In the ancient use of the Roman Rite, the Saints whose feast days mark the divisions of this period are three patrons of the city of Rome itself, and one of the most prominent martyrs of the era before the Peace of the Church. The question therefore arises as to why the Ambrosian liturgy marks the second division with a feast which is certainly very ancient, but by no means the most prominent within the same period, where the Assumption might be seen as a more logical choice. This was answered by Prof. Cesare Alzati in his talk given last year at the Sacra Liturgia conference held in Milan.

On the Egyptian calendar, the New Year begins on the first day of the month of Tout, which corresponds to the Roman date of August 29th. [1] The Roman Emperor Diocletian began his reign on November 20th, 284, but the Egyptians backdated his regnal year to the start of their New Year, and the “Era of Diocletian” was thus counted from August 29th, 284. Since it was he who initiated the last, greatest and most systematic ancient persecution of the Church, the “Era of Diocletian” soon came to be known as the “Era of the Martyrs”; this term is still used to this very day by the Coptic Church, whose calendar begins in 284, making their current ecclesiastical year 1734.

A famous icon showing Christ with St Menas, one of the most revered of the early Egyptian Martyrs; his feast was even adopted at Rome, and he is still kept as a commemoration on the feast of St Martin in the Extraordinary Form of the Roman Rite. (Public domain image from Wikipedia.) This icon, which is now in the Louvre, is one of the oldest in existence, dated to the 6th or 7th century.
August 29th, therefore, becomes a crucial point within the Ambrosian ecclesiastical year both as the beginning of the Era of the Martyrs, and slightly later, as a feast of the Saint who is both forerunner and prototype of the Martyrs. This tradition, which is attested in the oldest Ambrosian liturgical books, would have come to Milan from the East in the 4th century.

After the Council of Nicea adopted the method of dating Easter followed by the churches of Rome and Alexandria, it became the latter’s responsibility to calculate the date of Easter, and communicate it to the other churches. St Ambrose speaks about this in one of his epistles. “In the eighty-ninth year from the reign of Diocletian, when the 14th day of the moon was on March 24th, we celebrated Easter on March 31st. The Alexandrians and Egyptians likewise, as they themselves wrote, when the 14th day of the moon fell on the 28th day of the month of Phamenoth), celebrated Easter on the fifth day of the month of Pharmuth, which is March 31st, and so they agreed with us.” (Ep. 13, alias 23, 14, PL XVI 1031A)

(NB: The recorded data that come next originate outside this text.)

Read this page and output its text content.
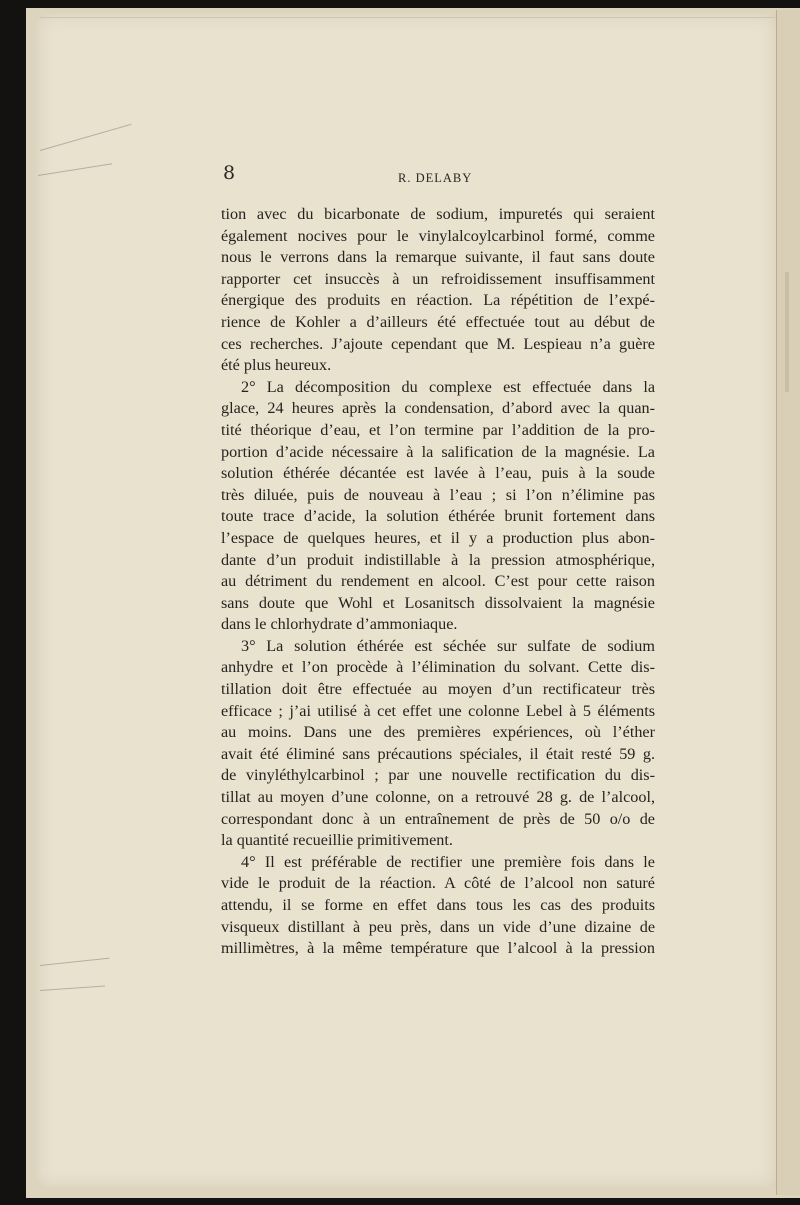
8	R. DELABY
tion avec du bicarbonate de sodium, impuretés qui seraient
également nocives pour le vinylalcoylcarbinol formé, comme
nous le verrons dans la remarque suivante, il faut sans doute
rapporter cet insuccès à un refroidissement insuffisamment
énergique des produits en réaction. La répétition de l’expé-
rience de Kohler a d’ailleurs été effectuée tout au début de
ces recherches. J’ajoute cependant que M. Lespieau n’a guère
été plus heureux.
2° La décomposition du complexe est effectuée dans la
glace, 24 heures après la condensation, d’abord avec la quan-
tité théorique d’eau, et l’on termine par l’addition de la pro-
portion d’acide nécessaire à la salification de la magnésie. La
solution éthérée décantée est lavée à l’eau, puis à la soude
très diluée, puis de nouveau à l’eau ; si l’on n’élimine pas
toute trace d’acide, la solution éthérée brunit fortement dans
l’espace de quelques heures, et il y a production plus abon-
dante d’un produit indistillable à la pression atmosphérique,
au détriment du rendement en alcool. C’est pour cette raison
sans doute que Wohl et Losanitsch dissolvaient la magnésie
dans le chlorhydrate d’ammoniaque.
3° La solution éthérée est séchée sur sulfate de sodium
anhydre et l’on procède à l’élimination du solvant. Cette dis-
tillation doit être effectuée au moyen d’un rectificateur très
efficace ; j’ai utilisé à cet effet une colonne Lebel à 5 éléments
au moins. Dans une des premières expériences, où l’éther
avait été éliminé sans précautions spéciales, il était resté 59 g.
de vinyléthylcarbinol ; par une nouvelle rectification du dis-
tillat au moyen d’une colonne, on a retrouvé 28 g. de l’alcool,
correspondant donc à un entraînement de près de 50 o/o de
la quantité recueillie primitivement.
4° Il est préférable de rectifier une première fois dans le
vide le produit de la réaction. A côté de l’alcool non saturé
attendu, il se forme en effet dans tous les cas des produits
visqueux distillant à peu près, dans un vide d’une dizaine de
millimètres, à la même température que l’alcool à la pression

The church of Constantinople has perhaps preserved a memory of the same tradition, since the ecclesiastical New Year of the Byzantine Rite begins with the first day of the first Roman month after August 29th. The years, however, are counted from the creation of the world, and the year about to begin is reckoned as 7527.

[1] Since the Copts have not reformed their calendar according to the principle of the Gregorian calendar, Tout 1/August 29 currently falls on Gregorian September 11th.